One of my favorite things about the short-lived summertime in Buffalo, is playing around with refreshing drink recipes. Admittedly, I planted mint in my yard, just to make mojitos and this summer I even infused my own liquors after reading this article in Bon Appetit magazine. Now that I made my first two batches and they turned out great, I plan to write-up a post about them.  Don’t worry though, it isn’t just “adult beverages” I like to create, I love making fresh smoothies in the morning, iced teas, flavored sparkling waters and the like. Naturally, when I came across a post on David Lebovitz’s blog about making homemade horchata, I couldn’t wait to try it. There is nothing better than an ice-cold refreshing glass at an authentic mexican restaurant. OK, so maybe it is a close second to a good margarita, but it’s still incredible. It’s light, full of delicious flavors and it is perfect on ice on a hot summer day. There are few “authentic” Mexican restaurants here in Buffalo, (as far as I am concerned, none of them are authentic) and definitely no taquerias, so the chances of finding horchata here, are slim to none. I usually reserve my mexican indulgences for when we travel, rather than being let down, so when we aren’t traveling and I am craving Mexican, I tackle it myself at home. It isn’t nearly the same, but I still find it to be better than any of the Mexican restaurants here. I make my own tortillas, pico de gallo and guacamole, which is already a step above most places. We are actually having black bean tacos at home this week and I cannot wait.

When I saw how easy this horchata recipe was, I knew that this would be another Mexican treat worth trying at home. It is quite simple, you will spend more time waiting for the rice to soak then all of the prep time combined. You definitely want to make sure you strain in through cheese-cloth so you get all the rice bits, otherwise it will settle to the bottom of the pitcher in the fridge.

In addition to David’s recipe, I also checked out Rick Bayless’ recipe and many others.
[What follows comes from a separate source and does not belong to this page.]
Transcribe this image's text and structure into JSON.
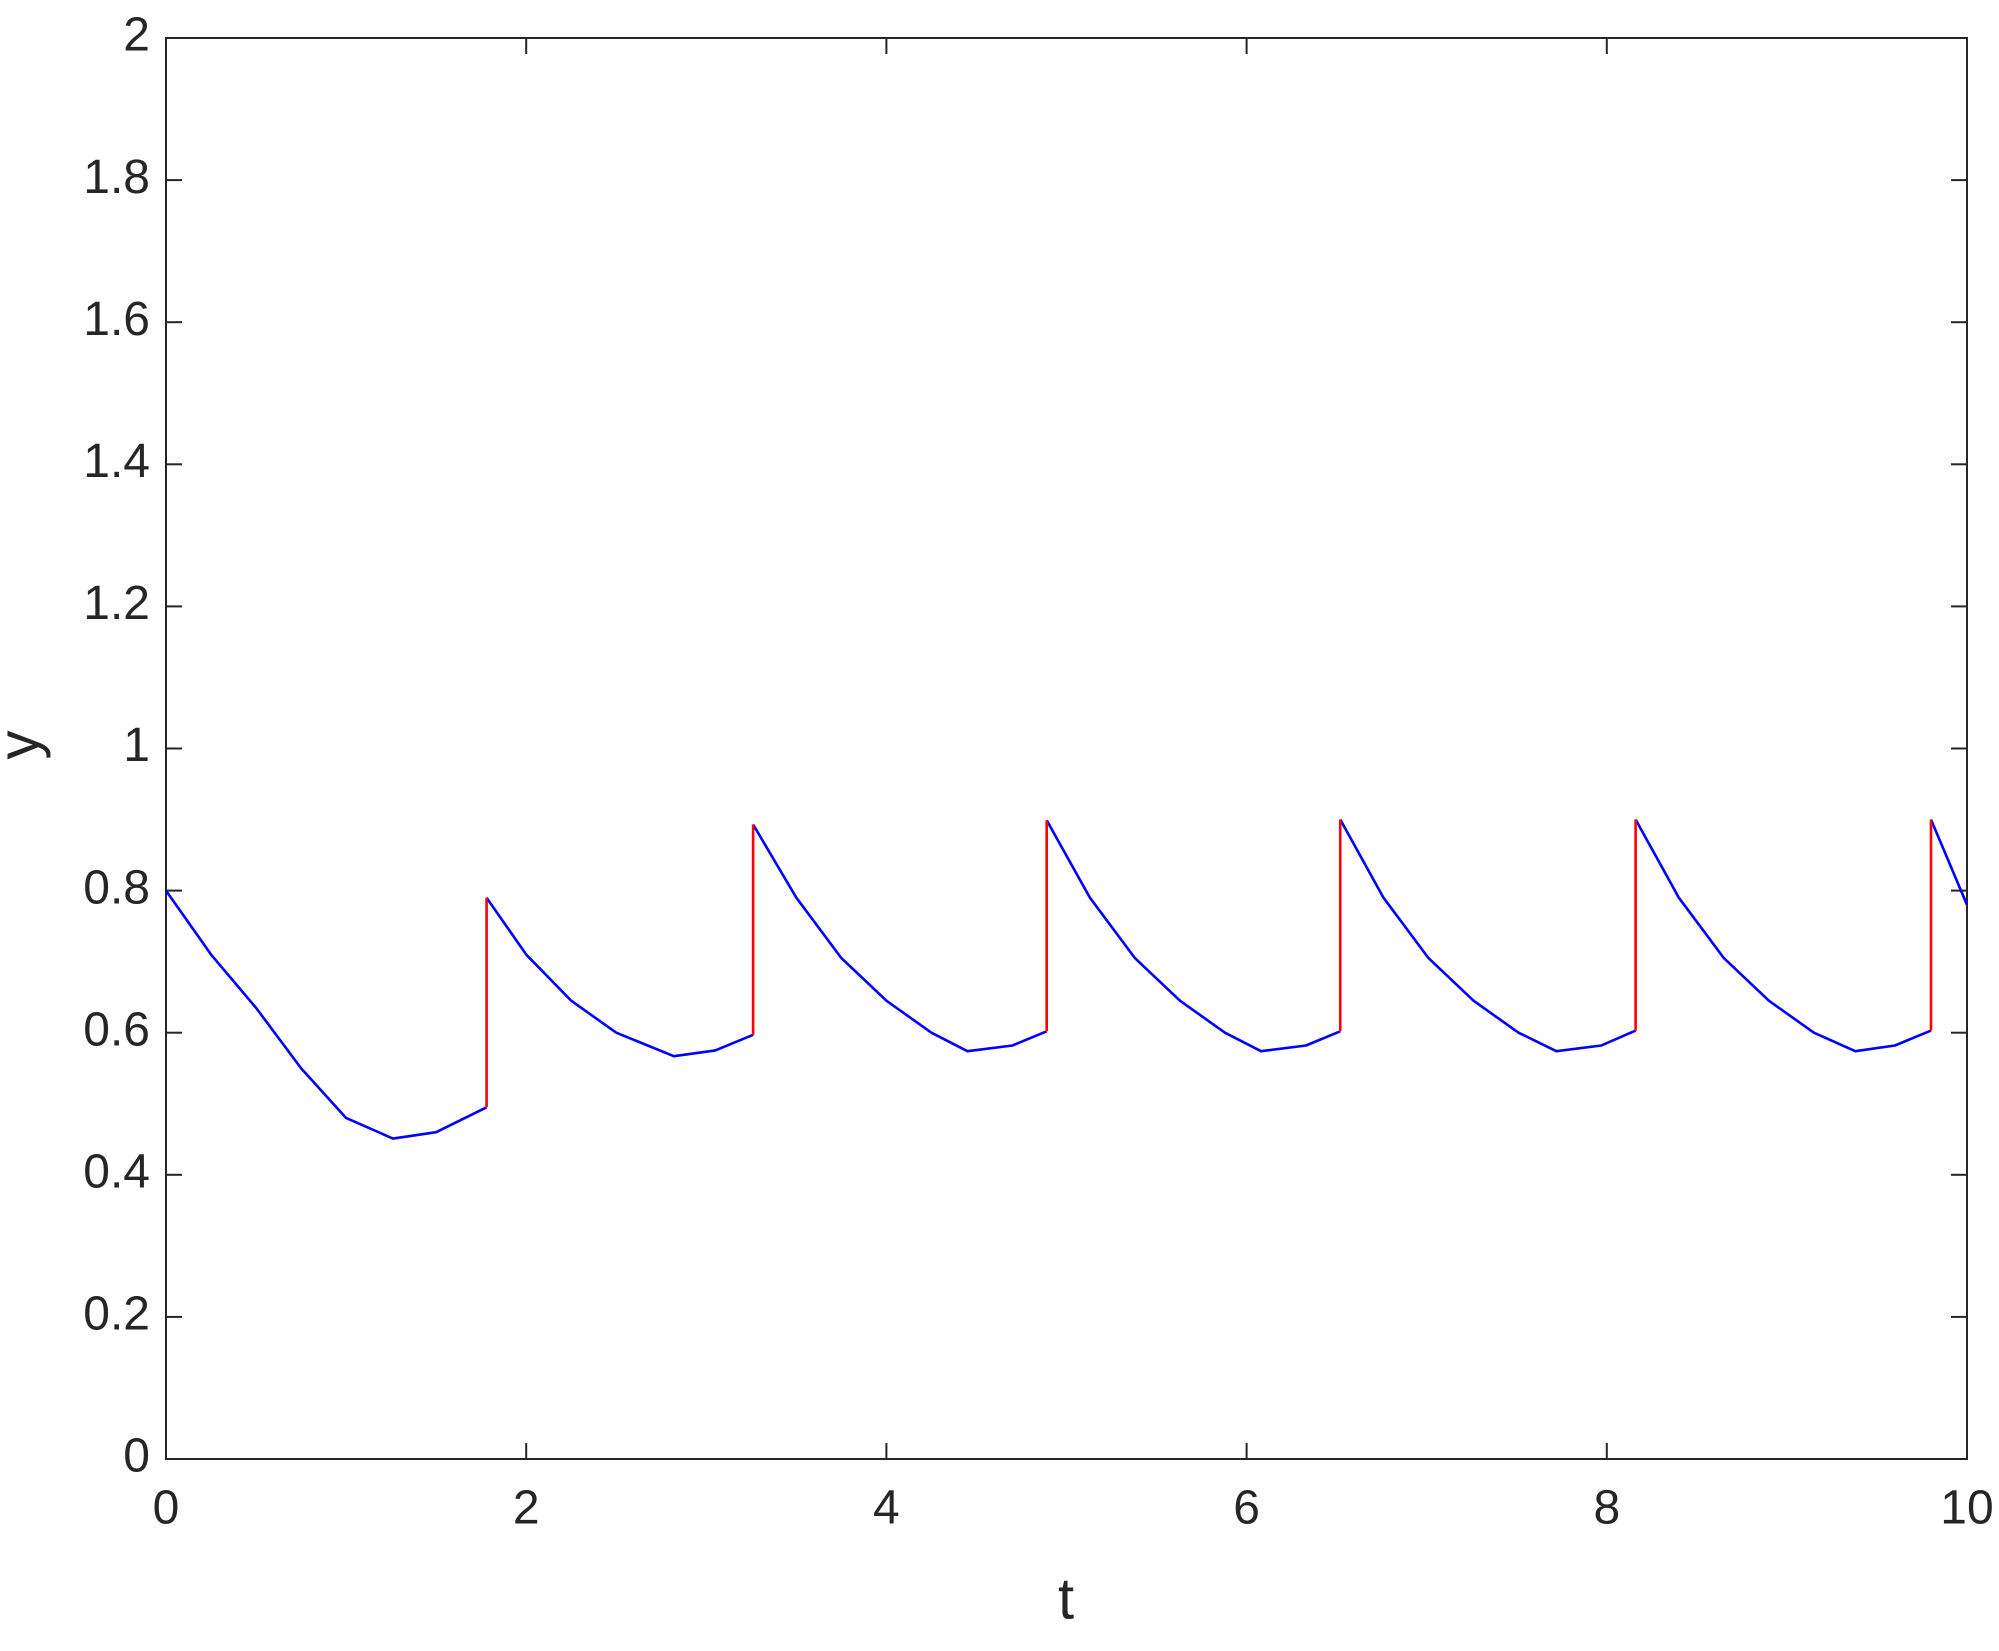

I came across many variations on the recipe, some include almonds, lime zest, etc. I decided to alter them all slightly and go with my own combination and I was very happy with the results. Oh and definitely try a glass with a shot of good rum stirred in, YUM!

Another fun twist you can take with the horchata is something that I have now learned is called a “Cochata”: Iced Coffee + Horchata. I made this apparently trendy drink in accidental desperation the morning after making the horchata. I wanted an iced coffee and realized after it was poured that we were out of any milk or cream, so I poured in a large glug of the horchata and was instantly in love. You have to try it.
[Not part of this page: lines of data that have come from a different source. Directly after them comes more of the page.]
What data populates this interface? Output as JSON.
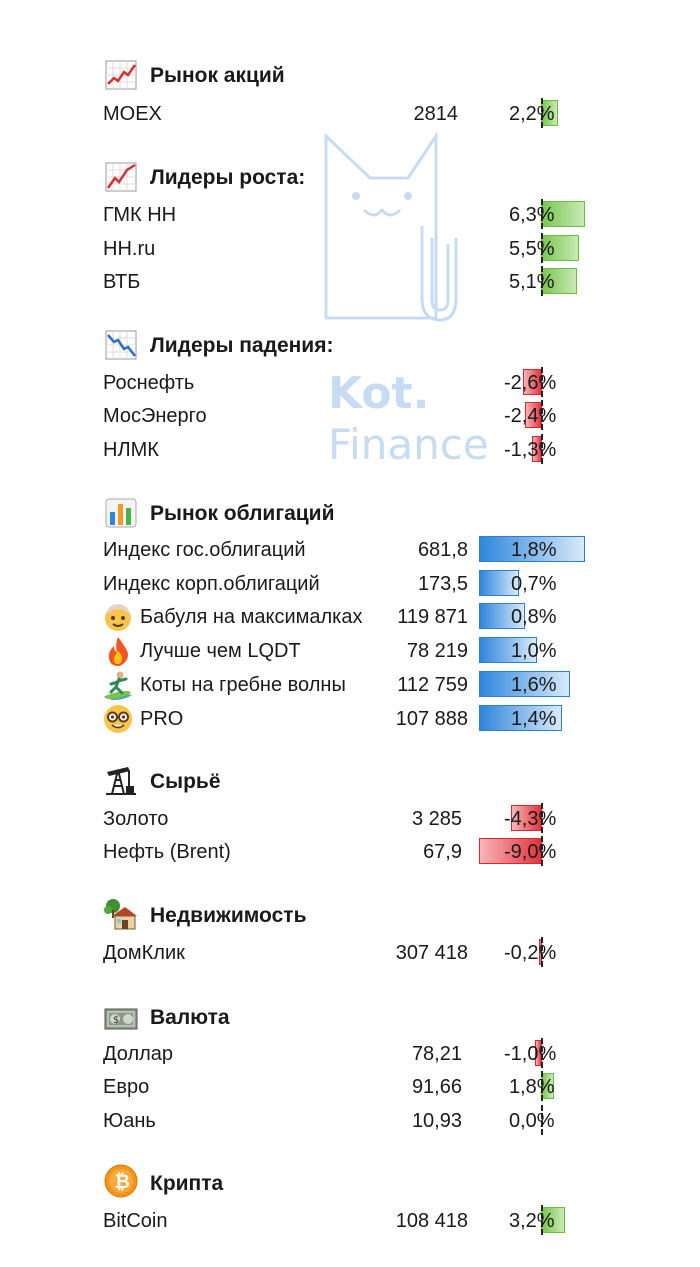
{
  "watermark": {
    "line1": "Kot.",
    "line2": "Finance"
  },
  "sections": {
    "stocks": {
      "title": "Рынок акций",
      "icon": "chart-up-icon",
      "rows": [
        {
          "name": "MOEX",
          "value": "2814",
          "pct": "2,2%",
          "change": 2.2
        }
      ]
    },
    "gainers": {
      "title": "Лидеры роста:",
      "icon": "trend-up-icon",
      "rows": [
        {
          "name": "ГМК НН",
          "value": "",
          "pct": "6,3%",
          "change": 6.3
        },
        {
          "name": "HH.ru",
          "value": "",
          "pct": "5,5%",
          "change": 5.5
        },
        {
          "name": "ВТБ",
          "value": "",
          "pct": "5,1%",
          "change": 5.1
        }
      ]
    },
    "losers": {
      "title": "Лидеры падения:",
      "icon": "chart-down-icon",
      "rows": [
        {
          "name": "Роснефть",
          "value": "",
          "pct": "-2,6%",
          "change": -2.6
        },
        {
          "name": "МосЭнерго",
          "value": "",
          "pct": "-2,4%",
          "change": -2.4
        },
        {
          "name": "НЛМК",
          "value": "",
          "pct": "-1,3%",
          "change": -1.3
        }
      ]
    },
    "bonds": {
      "title": "Рынок облигаций",
      "icon": "bar-chart-icon",
      "rows": [
        {
          "name": "Индекс гос.облигаций",
          "value": "681,8",
          "pct": "1,8%",
          "change": 1.8,
          "icon": ""
        },
        {
          "name": "Индекс корп.облигаций",
          "value": "173,5",
          "pct": "0,7%",
          "change": 0.7,
          "icon": ""
        },
        {
          "name": "Бабуля на максималках",
          "value": "119 871",
          "pct": "0,8%",
          "change": 0.8,
          "icon": "grandma-icon"
        },
        {
          "name": "Лучше чем LQDT",
          "value": "78 219",
          "pct": "1,0%",
          "change": 1.0,
          "icon": "fire-icon"
        },
        {
          "name": "Коты на гребне волны",
          "value": "112 759",
          "pct": "1,6%",
          "change": 1.6,
          "icon": "surfer-icon"
        },
        {
          "name": "PRO",
          "value": "107 888",
          "pct": "1,4%",
          "change": 1.4,
          "icon": "nerd-face-icon"
        }
      ]
    },
    "commodities": {
      "title": "Сырьё",
      "icon": "oil-pump-icon",
      "rows": [
        {
          "name": "Золото",
          "value": "3 285",
          "pct": "-4,3%",
          "change": -4.3
        },
        {
          "name": "Нефть (Brent)",
          "value": "67,9",
          "pct": "-9,0%",
          "change": -9.0
        }
      ]
    },
    "realty": {
      "title": "Недвижимость",
      "icon": "house-icon",
      "rows": [
        {
          "name": "ДомКлик",
          "value": "307 418",
          "pct": "-0,2%",
          "change": -0.2
        }
      ]
    },
    "currency": {
      "title": "Валюта",
      "icon": "banknote-icon",
      "rows": [
        {
          "name": "Доллар",
          "value": "78,21",
          "pct": "-1,0%",
          "change": -1.0
        },
        {
          "name": "Евро",
          "value": "91,66",
          "pct": "1,8%",
          "change": 1.8
        },
        {
          "name": "Юань",
          "value": "10,93",
          "pct": "0,0%",
          "change": 0.0
        }
      ]
    },
    "crypto": {
      "title": "Крипта",
      "icon": "bitcoin-icon",
      "rows": [
        {
          "name": "BitCoin",
          "value": "108 418",
          "pct": "3,2%",
          "change": 3.2
        }
      ]
    }
  },
  "colors": {
    "positive": "#79c64f",
    "negative": "#e3333c",
    "bond": "#2f86dc",
    "watermark": "#c7dcf2"
  }
}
On a side note, I apologize for the lack of posts and recipes on here, we just got home from nearly 2 weeks on the west coast. So I am hoping to get more recipes up here in the next few weeks as we are home for a month straight, finally. It has been a busy summer, full of travel and events, so I am excited to have some time at home.
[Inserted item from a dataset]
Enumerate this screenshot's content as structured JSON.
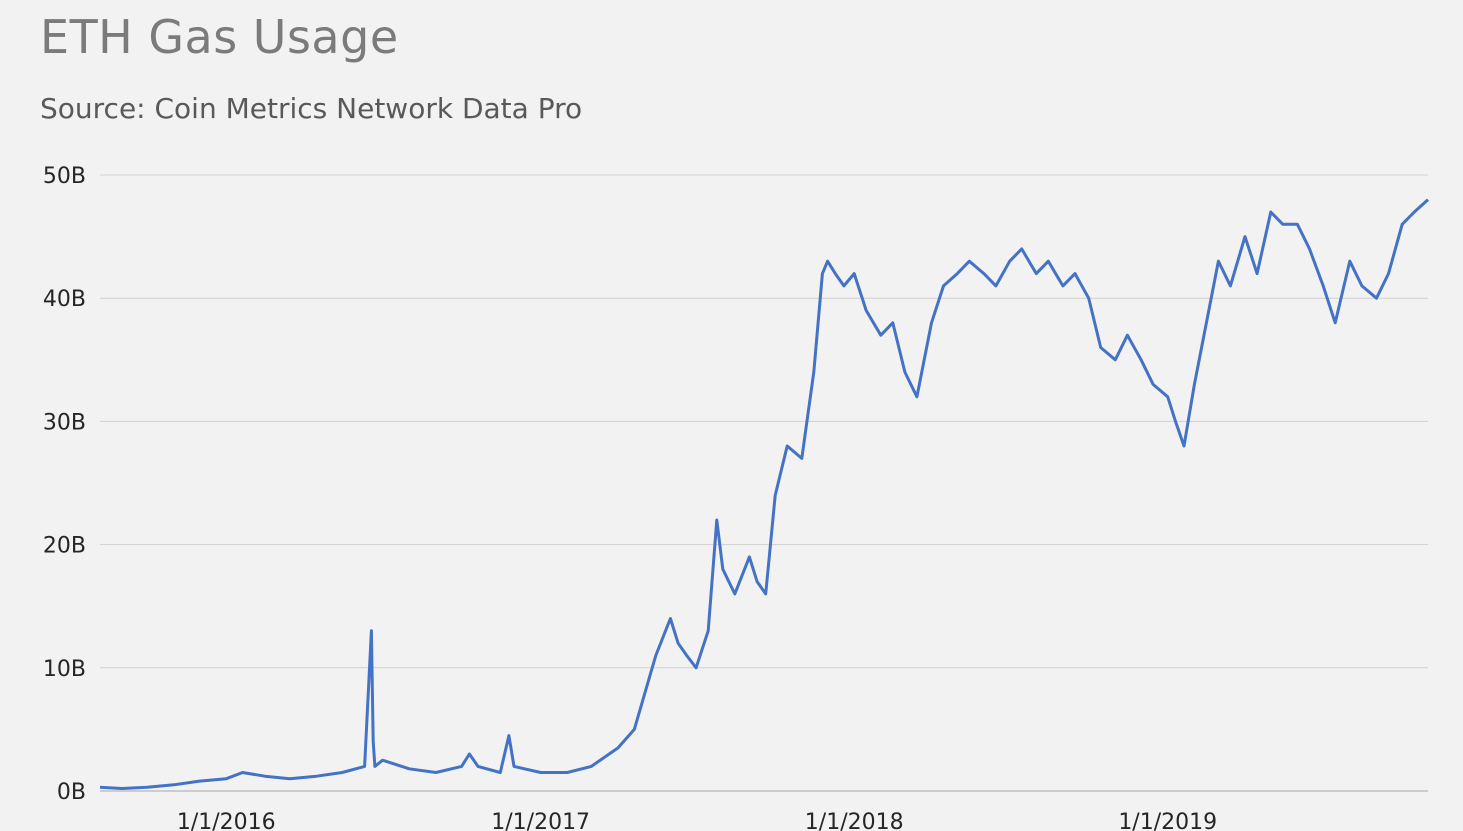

Ground up rice and spices for horchata

Horchata
Makes 7 servings
Adapted from recipes from Rick Bayless and David Lebovitz

2/3 cup white rice
2 cinnamon sticks
Pinch of freshly ground nutmeg
3 2-inch strips of lime zest (colored rind only) 3/4 inch wide
3 cups of hot water
3/4 – 1 cup sugar
3 cups of cold water

Grind the rice in a blender or spice grinder into fine pieces. Transfer to a medium-sized bowl and add in the cinnamon sticks, nutmeg and lime zest. Stir in 3 cups of hot tap water, cover and let stand at least 6 hours or preferably, overnight.

Remove the cinnamon sticks and pour the mixture into a blender and blend for 3 to 4 minutes, until it no longer feels very gritty. Add 2 cups of water, and then blend for a few seconds more. Set a large sieve over a mixing bowl and line with 3 layers of dampened cheese cloth. Pour in the mixture a little at time, gently stirring to help the liquid pass through. Squeeze the cheese cloth firmly to extract as much of the rice flavor as possible.

Add 1 cup of water and stir in your desired amount of sugar, mix until the sugar is dissolved. Taste, and adjust sweetness, if necessary. If the consistency is too thick, add additional water. Cover and refrigerate until you’re ready to serve. Stir before pouring.  Serve over ice with a sprinkling of ground cinnamon on top.